Posted by: Deborah Dowd | March 11, 2008 at 09:55 PM
Pizza looks great as always! I love the taste of fennel but never thought to try it on pizza.
Posted by: Bradley | March 16, 2008 at 10:28 AM
Fennel is also one of my favourites and be sure to try out pizza it looks delicious
Posted by: caroline | March 22, 2008 at 08:01 AM
Wow! That's not really simple now is it? What a delicious combination of ingredients!
Posted by: buggirl | March 23, 2008 at 02:53 AM
I love the combination and can't wait to try this. Think I will try it on the grill - think it would work?
Posted by: Mary | March 29, 2008 at 11:51 AM
Have just discovered your blog...can't wait to explore it... am scared to look at your blogroll ... too many good things to even begin to take in, some blogs I know, many more that are new to me. And fennel...oh yes...how I love fennel. We're just coming into winter here in Australia, so after months without it, I'll be training my eye on it again when I'm shopping.
Posted by: Stephanie | April 01, 2008 at 04:32 AM
What a great combination of flavors!
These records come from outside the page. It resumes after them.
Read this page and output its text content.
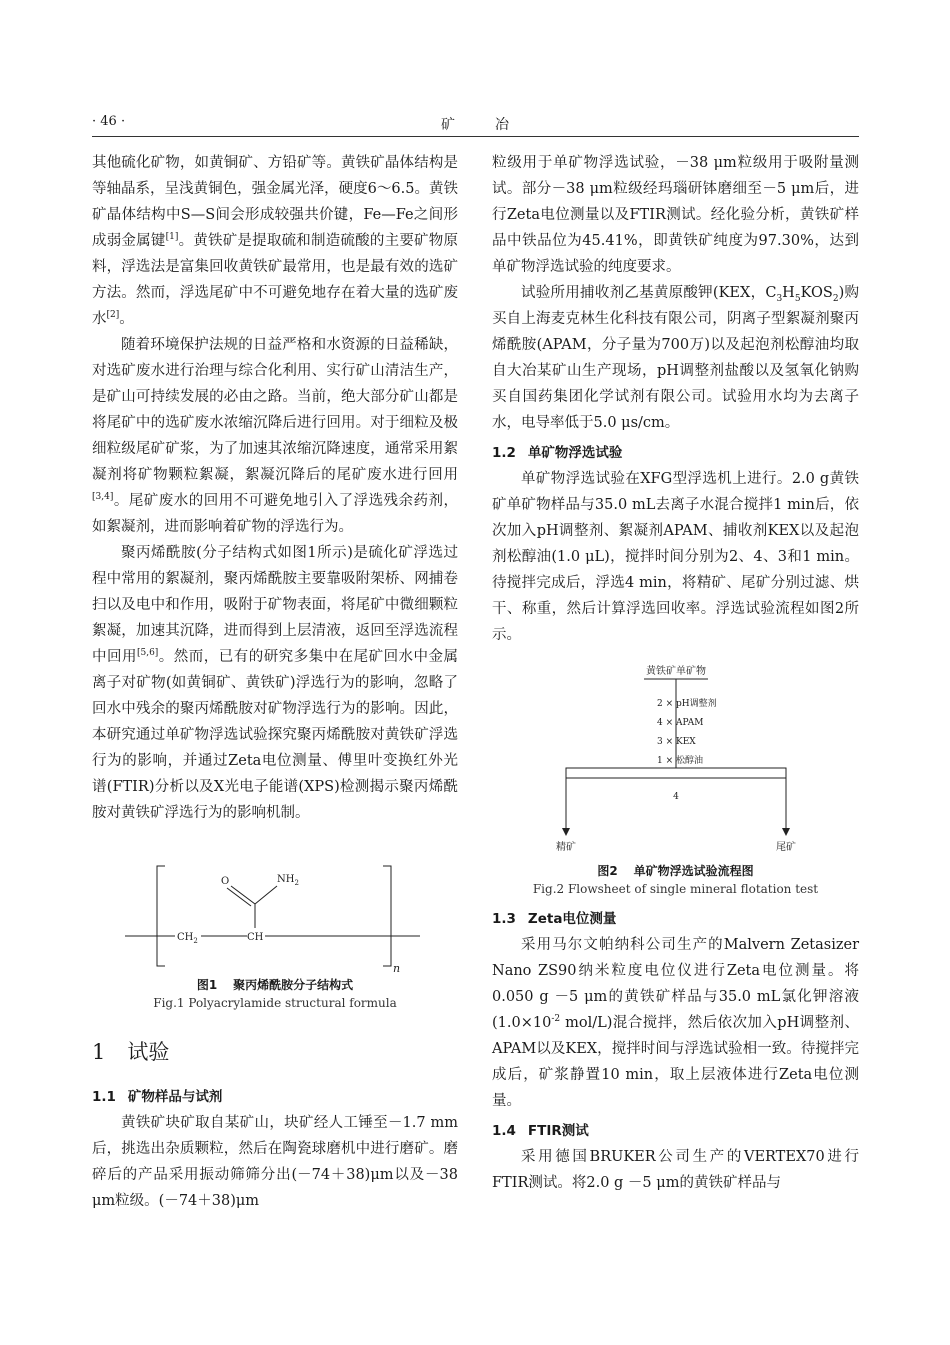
· 46 ·	矿冶

其他硫化矿物，如黄铜矿、方铅矿等。黄铁矿晶体结构是等轴晶系，呈浅黄铜色，强金属光泽，硬度6～6.5。黄铁矿晶体结构中S—S间会形成较强共价键，Fe—Fe之间形成弱金属键[1]。黄铁矿是提取硫和制造硫酸的主要矿物原料，浮选法是富集回收黄铁矿最常用，也是最有效的选矿方法。然而，浮选尾矿中不可避免地存在着大量的选矿废水[2]。

随着环境保护法规的日益严格和水资源的日益稀缺，对选矿废水进行治理与综合化利用、实行矿山清洁生产，是矿山可持续发展的必由之路。当前，绝大部分矿山都是将尾矿中的选矿废水浓缩沉降后进行回用。对于细粒及极细粒级尾矿矿浆，为了加速其浓缩沉降速度，通常采用絮凝剂将矿物颗粒絮凝，絮凝沉降后的尾矿废水进行回用[3,4]。尾矿废水的回用不可避免地引入了浮选残余药剂，如絮凝剂，进而影响着矿物的浮选行为。

聚丙烯酰胺(分子结构式如图1所示)是硫化矿浮选过程中常用的絮凝剂，聚丙烯酰胺主要靠吸附架桥、网捕卷扫以及电中和作用，吸附于矿物表面，将尾矿中微细颗粒絮凝，加速其沉降，进而得到上层清液，返回至浮选流程中回用[5,6]。然而，已有的研究多集中在尾矿回水中金属离子对矿物(如黄铜矿、黄铁矿)浮选行为的影响，忽略了回水中残余的聚丙烯酰胺对矿物浮选行为的影响。因此，本研究通过单矿物浮选试验探究聚丙烯酰胺对黄铁矿浮选行为的影响，并通过Zeta电位测量、傅里叶变换红外光谱(FTIR)分析以及X光电子能谱(XPS)检测揭示聚丙烯酰胺对黄铁矿浮选行为的影响机制。

O	$NH_2$
$CH_2$	CH
n
图1 聚丙烯酰胺分子结构式
Fig.1 Polyacrylamide structural formula
1 试验
1.1 矿物样品与试剂

黄铁矿块矿取自某矿山，块矿经人工锤至－1.7 mm后，挑选出杂质颗粒，然后在陶瓷球磨机中进行磨矿。磨碎后的产品采用振动筛筛分出(－74＋38)μm以及－38 μm粒级。(－74＋38)μm

粒级用于单矿物浮选试验，－38 μm粒级用于吸附量测试。部分－38 μm粒级经玛瑙研钵磨细至－5 μm后，进行Zeta电位测量以及FTIR测试。经化验分析，黄铁矿样品中铁品位为45.41%，即黄铁矿纯度为97.30%，达到单矿物浮选试验的纯度要求。

试验所用捕收剂乙基黄原酸钾(KEX，$C_3H_5KOS_2$)购买自上海麦克林生化科技有限公司，阴离子型絮凝剂聚丙烯酰胺(APAM，分子量为700万)以及起泡剂松醇油均取自大冶某矿山生产现场，pH调整剂盐酸以及氢氧化钠购买自国药集团化学试剂有限公司。试验用水均为去离子水，电导率低于5.0 μs/cm。

1.2 单矿物浮选试验

单矿物浮选试验在XFG型浮选机上进行。2.0 g黄铁矿单矿物样品与35.0 mL去离子水混合搅拌1 min后，依次加入pH调整剂、絮凝剂APAM、捕收剂KEX以及起泡剂松醇油(1.0 μL)，搅拌时间分别为2、4、3和1 min。待搅拌完成后，浮选4 min，将精矿、尾矿分别过滤、烘干、称重，然后计算浮选回收率。浮选试验流程如图2所示。

黄铁矿单矿物
2 × pH调整剂
4 × APAM
3 × KEX
1 × 松醇油
4
精矿	尾矿
图2 单矿物浮选试验流程图
Fig.2 Flowsheet of single mineral flotation test
1.3 Zeta电位测量

采用马尔文帕纳科公司生产的Malvern Zetasizer Nano ZS90纳米粒度电位仪进行Zeta电位测量。将0.050 g －5 μm的黄铁矿样品与35.0 mL氯化钾溶液($1.0\times 10^{-2}$ mol/L)混合搅拌，然后依次加入pH调整剂、APAM以及KEX，搅拌时间与浮选试验相一致。待搅拌完成后，矿浆静置10 min，取上层液体进行Zeta电位测量。

1.4 FTIR测试

采用德国BRUKER公司生产的VERTEX70进行FTIR测试。将2.0 g －5 μm的黄铁矿样品与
I especially love the addition of the dried tomatoes. A must try recipe.
Posted by: Julie | April 10, 2008 at 01:45 AM
I love fennel and apple combinations. I am adding your recipe to my pizza repetorie. thanks.
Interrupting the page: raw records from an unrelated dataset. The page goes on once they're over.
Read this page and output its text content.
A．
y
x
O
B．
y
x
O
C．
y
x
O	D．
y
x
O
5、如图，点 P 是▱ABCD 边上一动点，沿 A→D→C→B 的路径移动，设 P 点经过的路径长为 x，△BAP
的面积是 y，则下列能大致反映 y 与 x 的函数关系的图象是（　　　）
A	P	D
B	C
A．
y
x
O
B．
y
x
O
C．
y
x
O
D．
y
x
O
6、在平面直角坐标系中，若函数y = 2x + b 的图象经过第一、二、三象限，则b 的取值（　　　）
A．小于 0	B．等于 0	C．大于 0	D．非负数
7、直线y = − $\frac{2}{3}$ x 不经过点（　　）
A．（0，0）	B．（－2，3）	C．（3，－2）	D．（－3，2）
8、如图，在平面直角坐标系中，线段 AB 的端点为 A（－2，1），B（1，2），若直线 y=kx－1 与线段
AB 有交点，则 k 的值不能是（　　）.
Posted by: EAT | April 10, 2008 at 07:36 AM
I love every single ingredient going into this pizza! I'll have to try it this weekend. Thank you.
Posted by: Marysol | April 10, 2008 at 01:10 PM
Wow Stephen! I made some sourdough pizza dough and then followed your recipe. What a great combo of flavors. Have to tell you, I didn't have any pine nuts and I forgot sprinkle on the parsley and green onions (I was so excited when I took it out of the oven). But it was still super delicious. Thanks for the recipe.
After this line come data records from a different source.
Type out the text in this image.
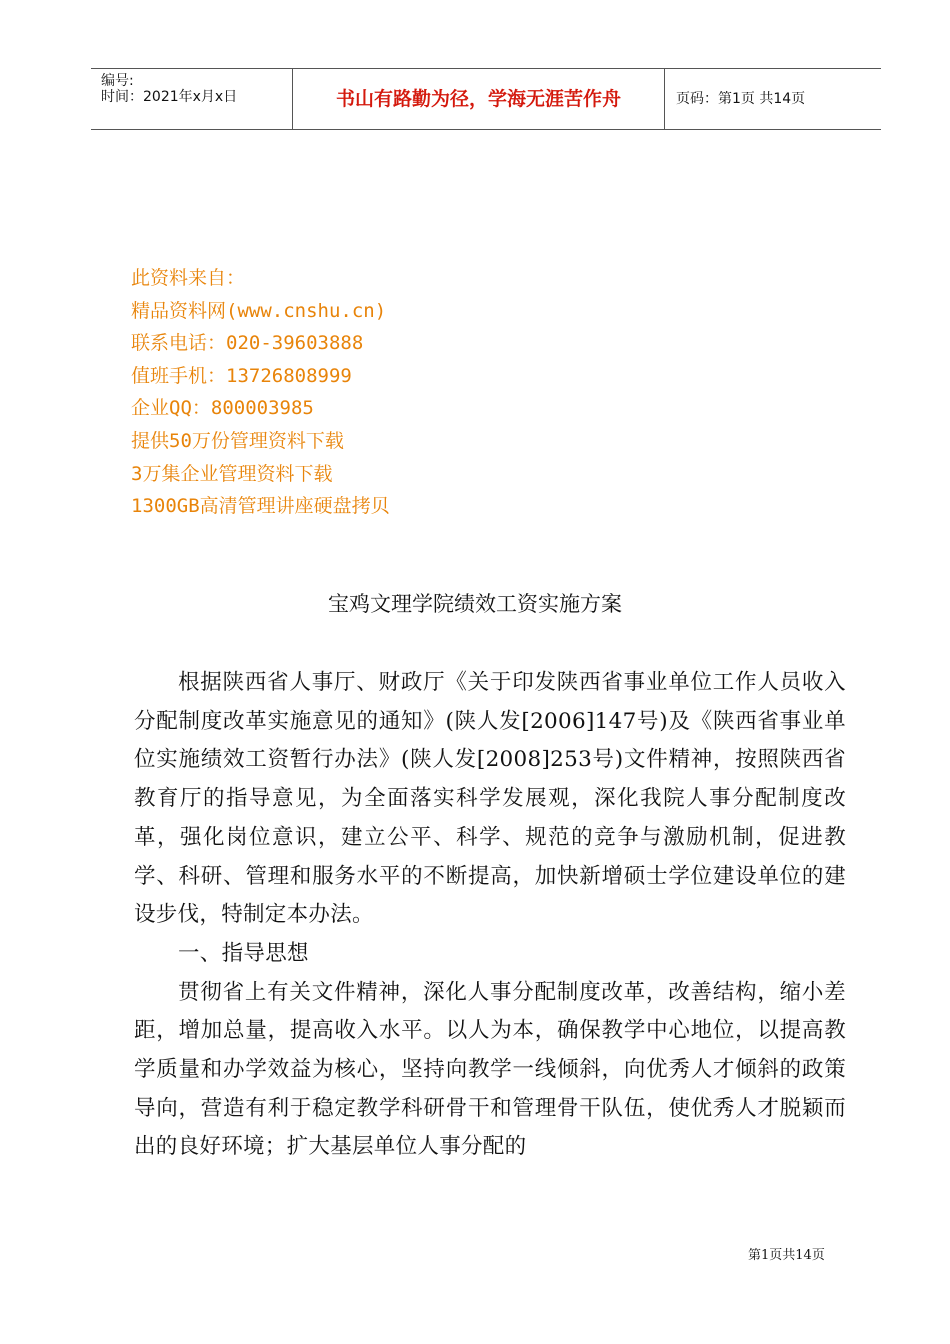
编号:
时间：2021年x月x日	书山有路勤为径，学海无涯苦作舟	页码：第1页 共14页
此资料来自：
精品资料网(www.cnshu.cn)
联系电话：020-39603888
值班手机：13726808999
企业QQ：800003985
提供50万份管理资料下载
3万集企业管理资料下载
1300GB高清管理讲座硬盘拷贝
宝鸡文理学院绩效工资实施方案

根据陕西省人事厅、财政厅《关于印发陕西省事业单位工作人员收入分配制度改革实施意见的通知》(陕人发[2006]147号)及《陕西省事业单位实施绩效工资暂行办法》(陕人发[2008]253号)文件精神，按照陕西省教育厅的指导意见，为全面落实科学发展观，深化我院人事分配制度改革，强化岗位意识，建立公平、科学、规范的竞争与激励机制，促进教学、科研、管理和服务水平的不断提高，加快新增硕士学位建设单位的建设步伐，特制定本办法。

一、指导思想

贯彻省上有关文件精神，深化人事分配制度改革，改善结构，缩小差距，增加总量，提高收入水平。以人为本，确保教学中心地位，以提高教学质量和办学效益为核心，坚持向教学一线倾斜，向优秀人才倾斜的政策导向，营造有利于稳定教学科研骨干和管理骨干队伍，使优秀人才脱颖而出的良好环境；扩大基层单位人事分配的

第1页共14页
Posted by: Tam | April 21, 2008 at 07:01 PM
Hi Stephen,
I miss your stories. How is the new kitchen coming?
Can't you write another article soon?
B
Posted by: Brenda | April 24, 2008 at 09:15 AM
I really enjoyed this recipe. Thanks!
Posted by: chefjp | April 25, 2008 at 12:09 PM
Stephen, you always make the most amazing pizzas! I love your combinations. I could totally eat this up.
Posted by: Elise | May 08, 2008 at 08:28 PM
Great pizza. You've got me on a fennel kick these days. Fantastic. I'm a Maine native from Portland as well, currently stuck in Connecticut for awhile. My own food blog also helps keep me sane: www.abadeeba.com. Looking forward to more of your posts.
Posted by: b | May 12, 2008 at 05:01 PM
yum. we love this pizza (though we don't us pancetta).
Posted by: feeding maybelle | May 23, 2008 at 07:07 PM
Wow! What an interesting pizza. Great idea!
Posted by: Lisa Feather | July 09, 2008 at 12:47 PM
Looks wonderful. What great flavors. I am sure that it was fantastic.
Sharona May
Posted by: Sharona May | July 20, 2008 at 09:33 PM
Stephen, I hope all is ok with you, and you are just taking a break from blogging
Posted by: Sally | July 29, 2008 at 02:56 PM
Wow, this looks perfect!I can get all of those ingredients locally, right now, so this is definitely on the to-do list! Thanks for your wonderful blog!
Posted by: Oakley Rhodes | July 30, 2008 at 02:25 AM
just found your site while looking for pizza recipe. I was reciently dx with DMII also. Look forward to trying some of your recipes.